Mobilisation de la résistance syrienne contre la présence américano-sioniste

Après sept ans de guerre, les forces de la résistance populaire syrienne se sont considérablement aguerries aux côtés de l’armée syrienne et de ses alliés, les combattants du Hezbollah.

Désormais, les bases américaines en Syrie, où qu’elles soient, ne resteront pas à l’abri d’une guérilla bien décidée à mettre dehors l’occupant.

Ceci est en parfaite adéquation avec le gouvernement syrien qui, à travers les propos du chef de la diplomatie Walid al-Mouallem, affirme que « la présence des forces américaines, turques et françaises, si elle est avérée, constitue une force d’occupation illégitime ».

C’est dans cet esprit de résistance que le 2 juin dernier, 70 tribus arabes syriennes se sont réunies dans la région Deir Hafer, dans la province est d’Alep, au nord de la Syrie, dans le cadre d’une conférence appelée « les tribus syriennes contre l’ingérence étrangère et américaine »

Originaires de plusieurs provinces syriennes, Alep, Raqqa, Deir Ezzor et Hassaké…

Elles ont convenu de constituer les ‘’Unités de résistance populaire tribale’’ pour lutter contre la présence américaine, turque et française sur le sol syrien, rejetant toute présence de troupes militaires de n’importe quel pays sur leur sol, sans l’aval du gouvernement.

Les participants à la conférence ont, également, réitéré leur soutien au gouvernement central et leur engagement envers l’intégrité territoriale syrienne.

Récemment, le président Al-Assad a déclaré, lors d’une interview télévisée accordée à Russia Today, que son gouvernement appliquerait, d’abord, la méthode de dialogue avec les Forces démocratiques syriennes et leurs alliés des tribus arabes, car il s’agit avant tout de Syriens, mais si le dialogue se montrait voué à l’échec, le gouvernement se servirait alors, de l’option militaire.

Cette rencontre survient quelques jours après les propos du président syrien Bachar al-Assad dans lesquelles il déclarait que le nord syrien devait être libéré de ses trois occupants turcs, français et américains.

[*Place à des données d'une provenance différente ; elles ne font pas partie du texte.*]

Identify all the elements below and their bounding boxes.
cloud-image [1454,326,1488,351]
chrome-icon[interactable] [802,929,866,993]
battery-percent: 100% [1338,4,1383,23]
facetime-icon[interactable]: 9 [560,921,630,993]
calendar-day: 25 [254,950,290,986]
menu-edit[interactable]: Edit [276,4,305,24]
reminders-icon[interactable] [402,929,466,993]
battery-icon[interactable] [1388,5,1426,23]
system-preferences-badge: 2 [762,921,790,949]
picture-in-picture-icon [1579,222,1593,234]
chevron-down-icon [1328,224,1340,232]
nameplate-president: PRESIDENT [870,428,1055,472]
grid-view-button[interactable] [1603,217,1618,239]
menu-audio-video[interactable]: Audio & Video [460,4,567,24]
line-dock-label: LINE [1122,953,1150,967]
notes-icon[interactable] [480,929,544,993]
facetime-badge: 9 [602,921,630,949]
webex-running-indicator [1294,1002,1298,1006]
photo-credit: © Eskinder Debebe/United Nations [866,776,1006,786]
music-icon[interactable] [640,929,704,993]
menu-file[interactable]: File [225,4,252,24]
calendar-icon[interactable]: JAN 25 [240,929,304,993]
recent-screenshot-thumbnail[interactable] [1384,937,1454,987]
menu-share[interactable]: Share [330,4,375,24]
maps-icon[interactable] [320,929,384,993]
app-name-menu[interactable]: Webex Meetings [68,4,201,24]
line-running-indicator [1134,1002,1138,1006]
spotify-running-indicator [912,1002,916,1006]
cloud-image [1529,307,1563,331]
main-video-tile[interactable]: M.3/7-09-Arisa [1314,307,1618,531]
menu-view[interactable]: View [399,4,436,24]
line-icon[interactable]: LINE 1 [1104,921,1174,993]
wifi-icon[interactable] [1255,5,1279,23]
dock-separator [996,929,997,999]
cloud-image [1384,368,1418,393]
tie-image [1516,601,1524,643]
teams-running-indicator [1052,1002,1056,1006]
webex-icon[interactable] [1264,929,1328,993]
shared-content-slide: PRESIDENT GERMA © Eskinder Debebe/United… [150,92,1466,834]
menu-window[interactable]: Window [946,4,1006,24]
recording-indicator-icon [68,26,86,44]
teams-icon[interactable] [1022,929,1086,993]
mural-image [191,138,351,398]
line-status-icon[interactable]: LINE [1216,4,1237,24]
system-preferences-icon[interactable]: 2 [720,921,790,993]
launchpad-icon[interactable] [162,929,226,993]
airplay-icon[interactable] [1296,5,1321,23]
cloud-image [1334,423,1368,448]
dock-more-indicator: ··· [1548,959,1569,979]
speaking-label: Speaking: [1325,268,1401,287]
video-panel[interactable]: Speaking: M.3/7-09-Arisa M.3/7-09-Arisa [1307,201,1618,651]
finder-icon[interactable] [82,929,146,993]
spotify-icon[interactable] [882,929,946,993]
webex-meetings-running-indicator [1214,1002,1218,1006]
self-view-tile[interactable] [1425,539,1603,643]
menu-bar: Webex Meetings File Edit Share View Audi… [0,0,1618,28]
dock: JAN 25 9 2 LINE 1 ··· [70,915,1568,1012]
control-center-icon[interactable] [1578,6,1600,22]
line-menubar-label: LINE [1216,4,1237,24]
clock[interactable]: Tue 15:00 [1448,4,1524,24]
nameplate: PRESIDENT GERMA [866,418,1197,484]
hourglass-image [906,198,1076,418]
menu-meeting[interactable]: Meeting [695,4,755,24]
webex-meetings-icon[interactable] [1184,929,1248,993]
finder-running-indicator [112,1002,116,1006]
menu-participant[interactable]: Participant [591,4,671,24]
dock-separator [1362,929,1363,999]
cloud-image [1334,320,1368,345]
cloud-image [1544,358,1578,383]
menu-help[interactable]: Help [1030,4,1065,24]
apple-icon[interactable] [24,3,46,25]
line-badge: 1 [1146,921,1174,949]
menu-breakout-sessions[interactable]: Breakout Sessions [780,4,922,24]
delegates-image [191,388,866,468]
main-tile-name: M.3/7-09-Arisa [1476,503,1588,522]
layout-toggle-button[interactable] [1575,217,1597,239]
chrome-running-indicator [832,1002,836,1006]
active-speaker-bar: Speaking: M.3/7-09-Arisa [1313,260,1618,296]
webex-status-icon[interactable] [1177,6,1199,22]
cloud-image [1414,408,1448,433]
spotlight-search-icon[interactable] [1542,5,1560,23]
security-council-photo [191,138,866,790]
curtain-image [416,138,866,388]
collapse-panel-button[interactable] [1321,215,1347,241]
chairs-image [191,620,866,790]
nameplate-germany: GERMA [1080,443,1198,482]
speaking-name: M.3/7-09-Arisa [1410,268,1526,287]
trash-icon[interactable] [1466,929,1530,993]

« Les unités de la résistance tribale » seront une véritable réserve pour l’armée arabe syrienne dans la défense de la patrie et pour affronter toute présence étrangère sur son sol », souligne le communiqué publié à l’issue de cette réunion.

Le communiqué des tribus syriennes a également dénoncé les positions de certains pays arabes, notamment l’Arabie saoudite qui a répondu favorablement à la demande américaine réclamant l’envoi de militaires et de mercenaires arabes à l’est de l’Euphrate, à Hassaké, Qamishli et Deir ez-Zor.

« Les unités de la résistance tribale attendent impatiemment l’heure où ces troupes entreront sur le sol syrien pour leur donner, ainsi qu’à leurs gouvernements, une leçon qu’ils n’oublieront jamais », mettent en garde les chefs de tribus.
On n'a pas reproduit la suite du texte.